Metade das novas árvores do Jardim do Coreto na Chamusca estão mortas

Metade das novas árvores do Jardim do Coreto na Chamusca estão mortas
Árvores plantadas no tempo de Paulo Queimado estão mortas no principal jardim da Chamusca - foto DR

Depois da polémica com o abate das árvores centenárias do Jardim do Coreto, na Chamusca, Cerca de metade dos jacarandás plantados para devolver sombra ao jardim estão mortos. O novo presidente da câmara, Nuno Mira, garante a O MIRANTE que as árvores vão ser substituídas.

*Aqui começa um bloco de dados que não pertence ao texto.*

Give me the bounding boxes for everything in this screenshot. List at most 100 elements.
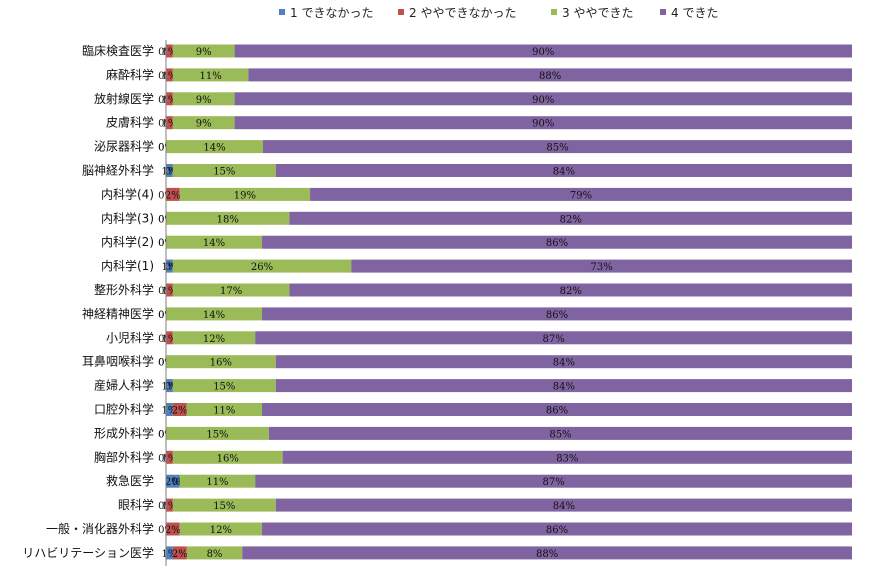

A requalificação do Jardim da República, na Chamusca, voltou a colocar as árvores no centro da discussão pública, sobretudo nas redes sociais. Depois da polémica causada pelo abate das árvores centenárias que durante gerações marcaram a imagem do Jardim do Coreto, cerca de metade dos jacarandás plantados para devolver sombra e vida ao espaço, segundo afirmou o anterior presidente da câmara Paulo Queimado, estão mortos.
Quando, no início de 2025, as árvores antigas foram derrubadas no âmbito da empreitada de requalificação urbana, muitos chamusquenses temeram que o espaço ficasse desvirtuado. A obra, orçada em cerca de 150 mil euros, incidiu sobre o Largo João de Deus e várias artérias envolventes, prometendo renovar o coração da vila. Mas a renovação não caiu bem a grande parte da população, que critica, para além do abate das árvores, a colocação dos novos bancos em pedra.
Os jacarandás, escolhidos para substituir a presença arbórea perdida, não resistiram em número suficiente para garantir a imagem de recuperação que a intervenção procurava transmitir. Contactado por O MIRANTE, o actual presidente da Câmara Municipal da Chamusca, Nuno Mira, garante que o problema terá resposta. O autarca afirma que as árvores mortas vão ser substituídas, assumindo a necessidade de corrigir uma situação que não faz jus a um dos locais mais nobres da vila.